Connecting Amazonian historical biogeography and local assemblages of understorey birds: recurrent guild proportionality within areas of endemism.
Braga, Pilar Louisy (2022), Connecting Amazonian historical biogeography and local assemblages of understorey birds: recurrent guild proportionality within areas of endemism., Dryad, Dataset, https://doi.org/10.5061/dryad.p8cz8w9rv
We compiled data from 11 studies that used mist-nets to sample birds within different areas of endemism across Amazonian terra firme forests. Mist-net studies used here were implemented with distinct designs, goals and contexts (see Appendix S1 in Supporting Information), resulting in large variation in the number of captured individuals per landscape (between 389 and 3,582 captures for long temporal sampling).
We focused on understorey terra firme species and removed species that fit at least one of the following three criteria: i) species that are not typically found in the understorey (i.e. species that preferably inhabit the midstorey and canopy); ii) species that inhabit mainly open-habitat areas (e.g. campinas); and iii) species that inhabit flooded areas but that may occasionally also occur in the understorey of terra firme forest (see Appendix S2 in Supporting Information). Species selection was based on two databases (Stotz et al., 1997; Wilman et al., 2014) that contain information on habitat use and foraging stratum (understorey, midstorey and canopy). The list was subsequently revised by two ornithologists with extensive field experience in Amazonia. We also excluded recaptures from all analyses as we were interested in the number of individuals per species.
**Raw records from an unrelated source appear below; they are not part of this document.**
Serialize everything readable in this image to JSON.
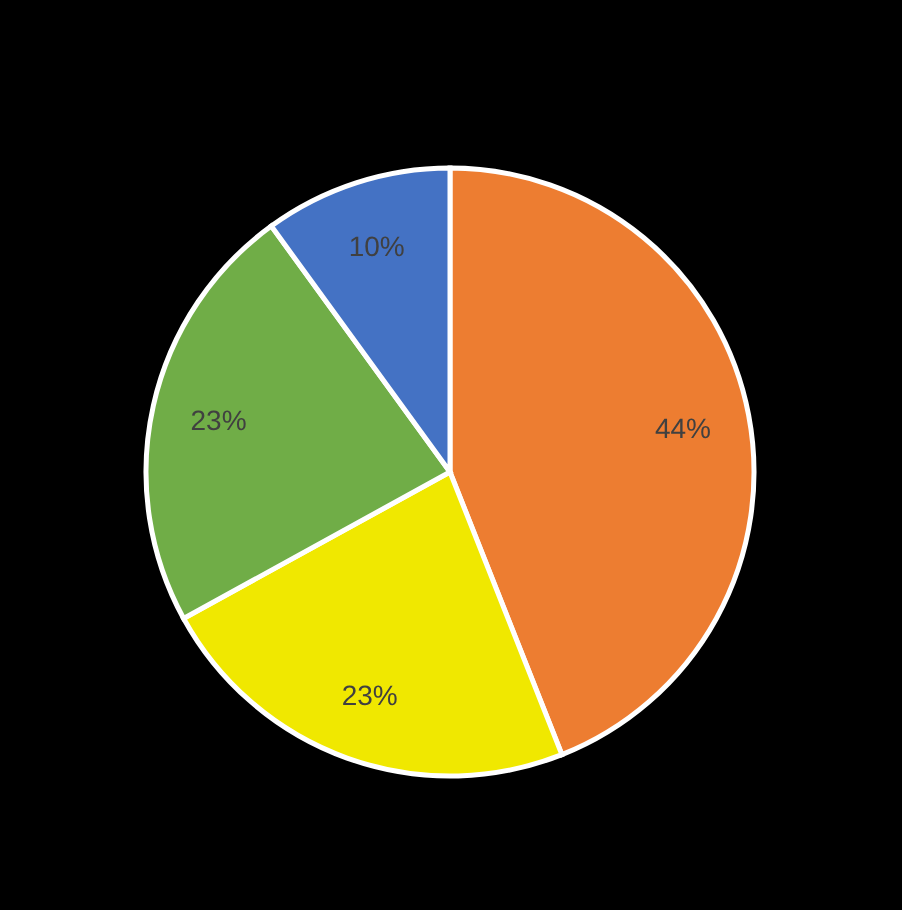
{
  "chart_data": {
    "type": "pie",
    "categories": [
      null,
      null,
      null,
      null
    ],
    "values": [
      44,
      23,
      23,
      10
    ],
    "colors": [
      "#ed7d31",
      "#f0e800",
      "#70ad47",
      "#4472c4"
    ],
    "value_labels": [
      "44%",
      "23%",
      "23%",
      "10%"
    ]
  }
}
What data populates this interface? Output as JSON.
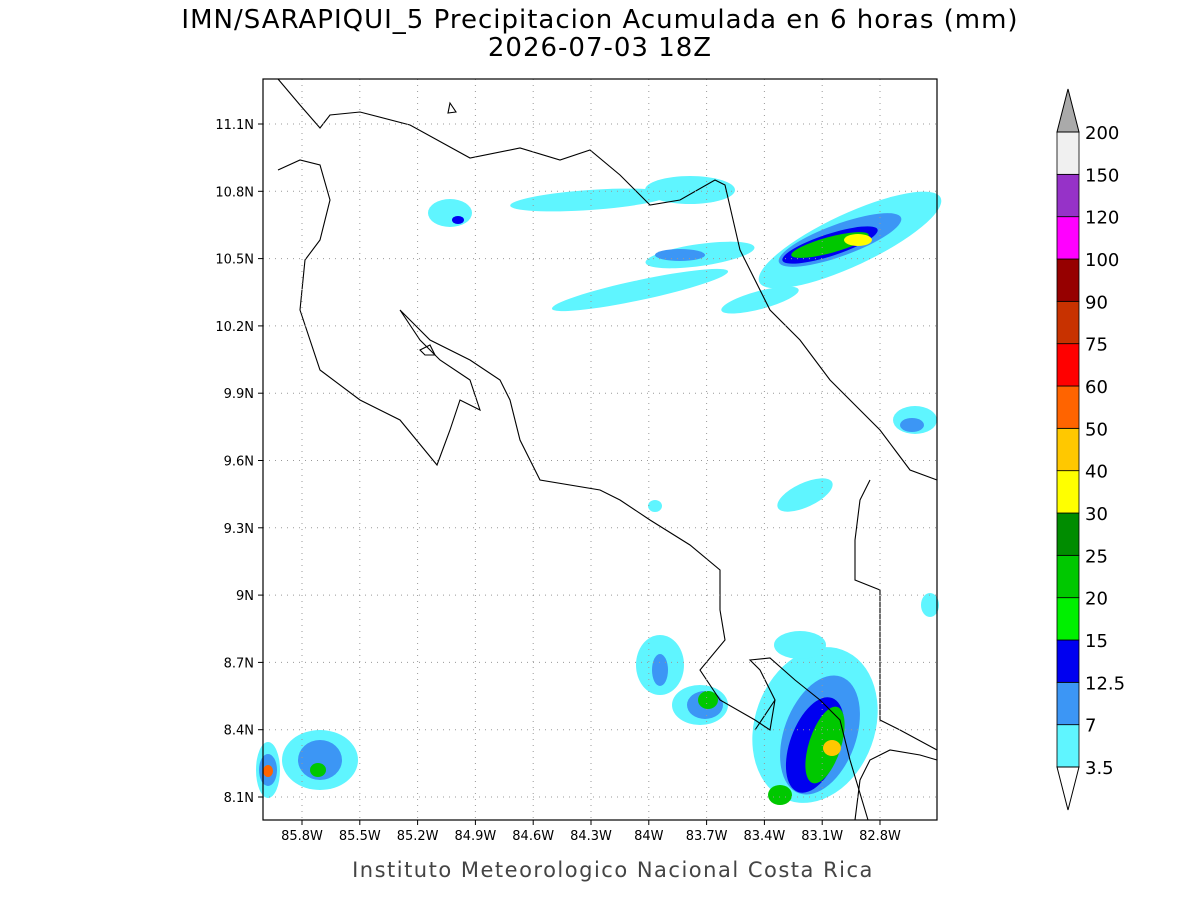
{
  "map": {
    "title": "IMN/SARAPIQUI_5 Precipitacion Acumulada en 6 horas (mm)",
    "subtitle": "2026-07-03 18Z",
    "footer": "Instituto Meteorologico Nacional Costa Rica",
    "xticks": [
      "85.8W",
      "85.5W",
      "85.2W",
      "84.9W",
      "84.6W",
      "84.3W",
      "84W",
      "83.7W",
      "83.4W",
      "83.1W",
      "82.8W"
    ],
    "yticks": [
      "11.1N",
      "10.8N",
      "10.5N",
      "10.2N",
      "9.9N",
      "9.6N",
      "9.3N",
      "9N",
      "8.7N",
      "8.4N",
      "8.1N"
    ],
    "colorbar": {
      "levels": [
        3.5,
        7,
        12.5,
        15,
        20,
        25,
        30,
        40,
        50,
        60,
        75,
        90,
        100,
        120,
        150,
        200
      ],
      "colors": [
        "#5ff5ff",
        "#3c96f5",
        "#0000f0",
        "#00f000",
        "#00c800",
        "#008c00",
        "#ffff00",
        "#ffc800",
        "#ff6400",
        "#ff0000",
        "#c83200",
        "#960000",
        "#ff00ff",
        "#9632c8",
        "#f0f0f0"
      ],
      "below_color": "#ffffff",
      "above_color": "#aaaaaa"
    }
  }
}
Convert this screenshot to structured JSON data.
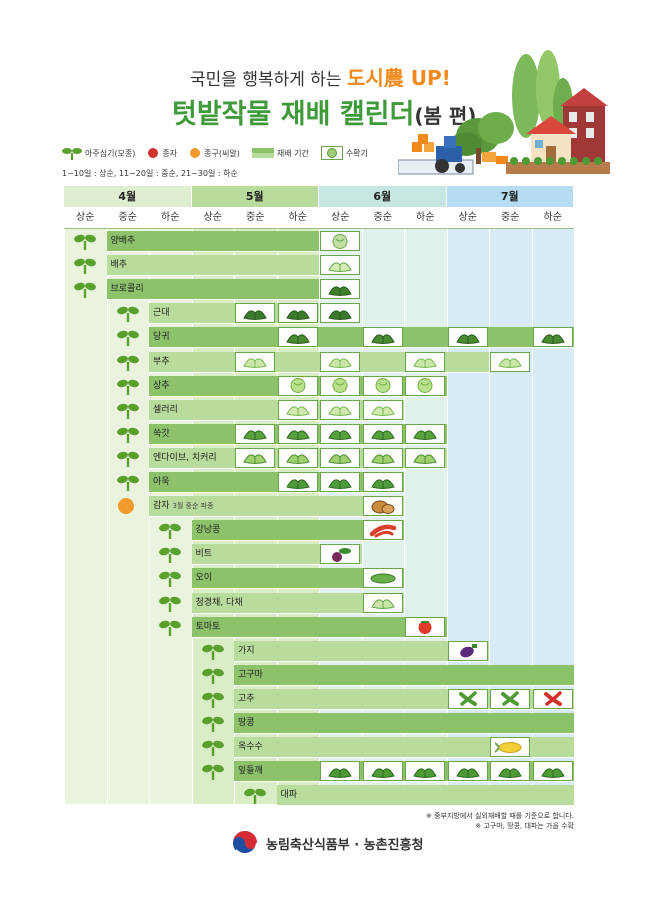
{
  "header": {
    "subtitle_pre": "국민을 행복하게 하는 ",
    "subtitle_highlight": "도시農 UP!",
    "title_main": "텃밭작물 재배 캘린더",
    "title_suffix": "(봄 편)"
  },
  "legend": {
    "seedling": "아주심기(모종)",
    "seed": "종자",
    "tuber": "종구(씨알)",
    "growing": "재배 기간",
    "harvest": "수확기",
    "period_note": "1~10일 : 상순, 11~20일 : 중순, 21~30일 : 하순"
  },
  "colors": {
    "title_green": "#3f9a3a",
    "highlight_orange": "#f08a1c",
    "bar_dark": "#8cc26a",
    "bar_light": "#b8dc9b",
    "may_bg": "#b8dc9b",
    "june_bg": "#c6e6e1",
    "july_bg": "#b6dcf3",
    "seed_red": "#d2322b",
    "tuber_orange": "#f29a2e"
  },
  "months": [
    {
      "label": "4월",
      "color": "#dfeed0"
    },
    {
      "label": "5월",
      "color": "#b8dc9b"
    },
    {
      "label": "6월",
      "color": "#c6e6e1"
    },
    {
      "label": "7월",
      "color": "#b6dcf3"
    }
  ],
  "periods": [
    "상순",
    "중순",
    "하순",
    "상순",
    "중순",
    "하순",
    "상순",
    "중순",
    "하순",
    "상순",
    "중순",
    "하순"
  ],
  "crops": [
    {
      "name": "양배추",
      "sub": "",
      "plant": "seedling",
      "start": 0,
      "end": 6,
      "harvest": [
        6
      ],
      "icon": "cabbage-icon"
    },
    {
      "name": "배추",
      "sub": "",
      "plant": "seedling",
      "start": 0,
      "end": 6,
      "harvest": [
        6
      ],
      "icon": "napa-cabbage-icon"
    },
    {
      "name": "브로콜리",
      "sub": "",
      "plant": "seedling",
      "start": 0,
      "end": 6,
      "harvest": [
        6
      ],
      "icon": "broccoli-icon"
    },
    {
      "name": "근대",
      "sub": "",
      "plant": "seedling",
      "start": 1,
      "end": 6,
      "harvest": [
        4,
        5,
        6
      ],
      "icon": "chard-icon"
    },
    {
      "name": "당귀",
      "sub": "",
      "plant": "seedling",
      "start": 1,
      "end": 12,
      "harvest": [
        5,
        7,
        9,
        11
      ],
      "icon": "angelica-icon"
    },
    {
      "name": "부추",
      "sub": "",
      "plant": "seedling",
      "start": 1,
      "end": 10,
      "harvest": [
        4,
        6,
        8,
        10
      ],
      "icon": "chive-icon"
    },
    {
      "name": "상추",
      "sub": "",
      "plant": "seedling",
      "start": 1,
      "end": 9,
      "harvest": [
        5,
        6,
        7,
        8
      ],
      "icon": "lettuce-icon"
    },
    {
      "name": "셀러리",
      "sub": "",
      "plant": "seedling",
      "start": 1,
      "end": 8,
      "harvest": [
        5,
        6,
        7
      ],
      "icon": "celery-icon"
    },
    {
      "name": "쑥갓",
      "sub": "",
      "plant": "seedling",
      "start": 1,
      "end": 9,
      "harvest": [
        4,
        5,
        6,
        7,
        8
      ],
      "icon": "crown-daisy-icon"
    },
    {
      "name": "엔다이브, 치커리",
      "sub": "",
      "plant": "seedling",
      "start": 1,
      "end": 9,
      "harvest": [
        4,
        5,
        6,
        7,
        8
      ],
      "icon": "endive-icon"
    },
    {
      "name": "아욱",
      "sub": "",
      "plant": "seedling",
      "start": 1,
      "end": 8,
      "harvest": [
        5,
        6,
        7
      ],
      "icon": "mallow-icon"
    },
    {
      "name": "감자",
      "sub": "3월 중순 파종",
      "plant": "tuber",
      "start": 1,
      "end": 8,
      "harvest": [
        7
      ],
      "icon": "potato-icon"
    },
    {
      "name": "강낭콩",
      "sub": "",
      "plant": "seedling",
      "start": 2,
      "end": 8,
      "harvest": [
        7
      ],
      "icon": "kidney-bean-icon"
    },
    {
      "name": "비트",
      "sub": "",
      "plant": "seedling",
      "start": 2,
      "end": 7,
      "harvest": [
        6
      ],
      "icon": "beet-icon"
    },
    {
      "name": "오이",
      "sub": "",
      "plant": "seedling",
      "start": 2,
      "end": 8,
      "harvest": [
        7
      ],
      "icon": "cucumber-icon"
    },
    {
      "name": "청경채, 다채",
      "sub": "",
      "plant": "seedling",
      "start": 2,
      "end": 8,
      "harvest": [
        7
      ],
      "icon": "bok-choy-icon"
    },
    {
      "name": "토마토",
      "sub": "",
      "plant": "seedling",
      "start": 2,
      "end": 9,
      "harvest": [
        8
      ],
      "icon": "tomato-icon"
    },
    {
      "name": "가지",
      "sub": "",
      "plant": "seedling",
      "start": 3,
      "end": 10,
      "harvest": [
        9
      ],
      "icon": "eggplant-icon"
    },
    {
      "name": "고구마",
      "sub": "",
      "plant": "seedling",
      "start": 3,
      "end": 12,
      "harvest": [],
      "icon": ""
    },
    {
      "name": "고추",
      "sub": "",
      "plant": "seedling",
      "start": 3,
      "end": 12,
      "harvest": [
        9,
        10,
        11
      ],
      "icon": "pepper-icon"
    },
    {
      "name": "땅콩",
      "sub": "",
      "plant": "seedling",
      "start": 3,
      "end": 12,
      "harvest": [],
      "icon": ""
    },
    {
      "name": "옥수수",
      "sub": "",
      "plant": "seedling",
      "start": 3,
      "end": 12,
      "harvest": [
        10
      ],
      "icon": "corn-icon"
    },
    {
      "name": "잎들깨",
      "sub": "",
      "plant": "seedling",
      "start": 3,
      "end": 12,
      "harvest": [
        6,
        7,
        8,
        9,
        10,
        11
      ],
      "icon": "perilla-icon"
    },
    {
      "name": "대파",
      "sub": "",
      "plant": "seedling",
      "start": 4,
      "end": 12,
      "harvest": [],
      "icon": ""
    }
  ],
  "footnotes": {
    "note1": "※ 중부지방에서 실외재배할 때를 기준으로 합니다.",
    "note2": "※ 고구마, 땅콩, 대파는 가을 수확"
  },
  "ministry": "농림축산식품부 · 농촌진흥청"
}
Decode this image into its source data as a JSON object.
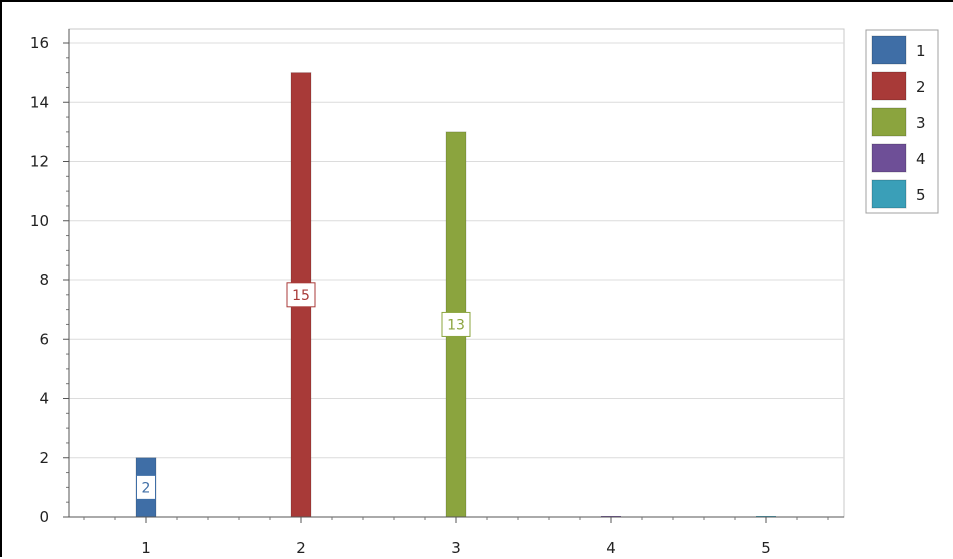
{
  "chart_data": {
    "type": "bar",
    "categories": [
      "1",
      "2",
      "3",
      "4",
      "5"
    ],
    "series": [
      {
        "name": "1",
        "color": "#3f6ea6",
        "values": [
          2,
          0,
          0,
          0,
          0
        ]
      },
      {
        "name": "2",
        "color": "#a83a38",
        "values": [
          0,
          15,
          0,
          0,
          0
        ]
      },
      {
        "name": "3",
        "color": "#8ba43e",
        "values": [
          0,
          0,
          13,
          0,
          0
        ]
      },
      {
        "name": "4",
        "color": "#6e4f97",
        "values": [
          0,
          0,
          0,
          0,
          0
        ]
      },
      {
        "name": "5",
        "color": "#3a9fb8",
        "values": [
          0,
          0,
          0,
          0,
          0
        ]
      }
    ],
    "data_labels": [
      {
        "category": "1",
        "value": 2,
        "text": "2",
        "color": "#3f6ea6"
      },
      {
        "category": "2",
        "value": 15,
        "text": "15",
        "color": "#a83a38"
      },
      {
        "category": "3",
        "value": 13,
        "text": "13",
        "color": "#8ba43e"
      }
    ],
    "ylim": [
      0,
      16
    ],
    "yticks": [
      "0",
      "2",
      "4",
      "6",
      "8",
      "10",
      "12",
      "14",
      "16"
    ],
    "grid": true,
    "legend_position": "top-right",
    "title": "",
    "xlabel": "",
    "ylabel": ""
  }
}
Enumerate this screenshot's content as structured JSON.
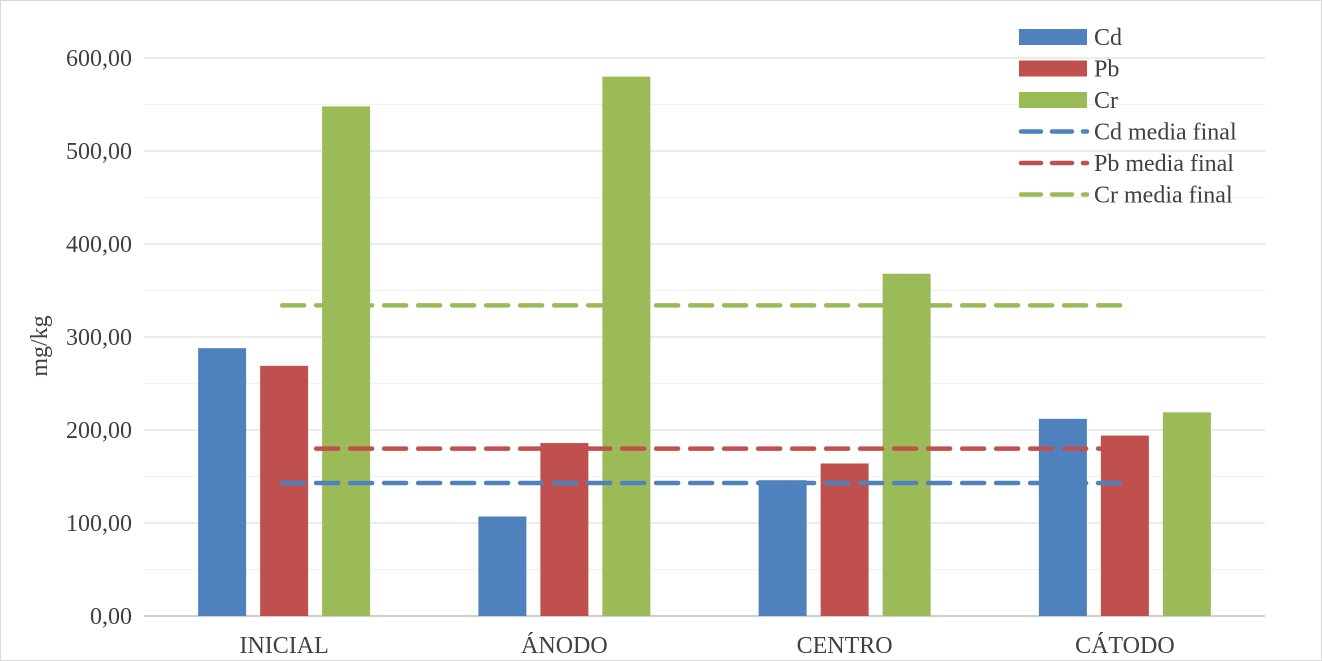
{
  "chart_data": {
    "type": "bar",
    "categories": [
      "INICIAL",
      "ÁNODO",
      "CENTRO",
      "CÁTODO"
    ],
    "series": [
      {
        "name": "Cd",
        "values": [
          288,
          107,
          146,
          212
        ],
        "color": "#4F81BD"
      },
      {
        "name": "Pb",
        "values": [
          269,
          186,
          164,
          194
        ],
        "color": "#C0504D"
      },
      {
        "name": "Cr",
        "values": [
          548,
          580,
          368,
          219
        ],
        "color": "#9BBB59"
      }
    ],
    "reference_lines": [
      {
        "name": "Cd media final",
        "value": 143,
        "color": "#4F81BD",
        "style": "dashed"
      },
      {
        "name": "Pb media final",
        "value": 180,
        "color": "#C0504D",
        "style": "dashed"
      },
      {
        "name": "Cr media final",
        "value": 334,
        "color": "#9BBB59",
        "style": "dashed"
      }
    ],
    "ylabel": "mg/kg",
    "ylim": [
      0,
      600
    ],
    "yticks": [
      "0,00",
      "100,00",
      "200,00",
      "300,00",
      "400,00",
      "500,00",
      "600,00"
    ],
    "grid": true,
    "legend_position": "top-right"
  }
}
There are 2 different datasets:
1. "Capture data.csv": Capture data of understorey birds, sampled in seven Amazonian areas of endemism. Each line corresponds to a species and the number of individuals captured in each sampling area, with the respective information on food guild and body size, sociability and foraging substratum.
2. "Metadata.csv": Metadata of the items 'sociability' and 'foraging substratum'.